The PUA program allowed self-employed workers, freelancers, gig workers and independent contractors to collect unemployment benefits. It helps those who have exhausted their state unemployment aid.

In addition to $600 stimulus checks, the package extended PUA and other CARES Act unemployment programs to mid-March, and reinstated enhanced unemployment benefits to $300 extra a week to mid-March.

It’s likely that jobless Americans will continue to receive enhanced unemployment given that it’s included in President Joe Biden’s $1.9-trillion stimulus package proposal, as well as a counter stimulus proposal supported by at least 10 Republican lawmakers.

Also see: Here’s what’s in the $600 billion relief plan from 10 Republican senators

Biden’s package calls for increasing the enhanced benefits to $400 per week through September. The Republican proposal calls for keeping the $300 per week through the end of June.

The two proposals differ more significantly when it comes to Pandemic Unemployment Assistance and Pandemic Emergency Unemployment Compensation. Biden’s proposal calls for extending these two programs through September while the $600-billion Republican proposal leaves out these two programs entirely.

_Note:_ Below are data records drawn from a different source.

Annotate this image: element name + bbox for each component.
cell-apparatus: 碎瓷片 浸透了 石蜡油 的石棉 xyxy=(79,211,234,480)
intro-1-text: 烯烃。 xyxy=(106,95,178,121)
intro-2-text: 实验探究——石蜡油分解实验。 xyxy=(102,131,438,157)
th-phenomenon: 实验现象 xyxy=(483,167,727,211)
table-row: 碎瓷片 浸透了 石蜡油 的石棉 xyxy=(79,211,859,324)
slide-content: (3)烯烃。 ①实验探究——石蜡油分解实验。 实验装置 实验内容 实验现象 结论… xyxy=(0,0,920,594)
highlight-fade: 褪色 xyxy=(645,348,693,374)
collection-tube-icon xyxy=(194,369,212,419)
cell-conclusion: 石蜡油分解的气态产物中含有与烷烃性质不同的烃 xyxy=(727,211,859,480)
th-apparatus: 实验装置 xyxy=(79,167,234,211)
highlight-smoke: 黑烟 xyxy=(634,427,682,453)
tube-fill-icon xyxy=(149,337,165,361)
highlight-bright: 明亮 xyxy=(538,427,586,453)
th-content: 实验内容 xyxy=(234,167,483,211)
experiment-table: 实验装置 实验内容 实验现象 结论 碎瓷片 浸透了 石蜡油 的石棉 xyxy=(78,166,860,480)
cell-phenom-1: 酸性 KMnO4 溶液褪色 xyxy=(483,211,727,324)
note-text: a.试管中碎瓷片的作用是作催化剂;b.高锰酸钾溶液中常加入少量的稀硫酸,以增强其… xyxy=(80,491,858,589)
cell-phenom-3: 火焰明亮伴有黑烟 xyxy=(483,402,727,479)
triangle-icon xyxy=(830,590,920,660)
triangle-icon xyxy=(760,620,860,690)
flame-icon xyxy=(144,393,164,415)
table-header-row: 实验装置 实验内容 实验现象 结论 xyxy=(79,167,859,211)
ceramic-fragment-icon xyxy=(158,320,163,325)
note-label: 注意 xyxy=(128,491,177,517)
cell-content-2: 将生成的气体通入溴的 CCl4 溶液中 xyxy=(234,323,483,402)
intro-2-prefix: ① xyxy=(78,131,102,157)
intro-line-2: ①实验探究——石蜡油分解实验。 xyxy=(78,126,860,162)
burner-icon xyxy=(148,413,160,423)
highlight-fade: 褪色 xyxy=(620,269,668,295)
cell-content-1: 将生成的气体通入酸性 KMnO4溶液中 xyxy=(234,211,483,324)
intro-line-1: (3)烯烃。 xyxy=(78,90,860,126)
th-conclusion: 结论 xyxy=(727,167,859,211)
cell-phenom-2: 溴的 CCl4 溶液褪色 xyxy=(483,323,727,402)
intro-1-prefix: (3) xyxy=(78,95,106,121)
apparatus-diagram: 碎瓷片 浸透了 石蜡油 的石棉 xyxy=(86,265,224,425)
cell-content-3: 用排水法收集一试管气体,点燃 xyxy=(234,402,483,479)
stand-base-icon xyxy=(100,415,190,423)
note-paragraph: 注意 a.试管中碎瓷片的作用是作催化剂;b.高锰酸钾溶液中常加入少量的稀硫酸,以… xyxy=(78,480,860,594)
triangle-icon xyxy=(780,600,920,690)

But that doesn’t mean Republicans won’t reconsider adding in the two programs, said Ed Mills, Washington policy analyst at Raymond James. “Both sides really know that to get a bipartisan deal there’s going to need to be a compromise.”

Lawmakers understand that “all politics is local,” Mills said. They don’t want to be in the hot seat come mid-March when people are “wondering whether or not the aid that they have depended upon to pay their rent pay for food is going to continue — or if it’s going to expire.”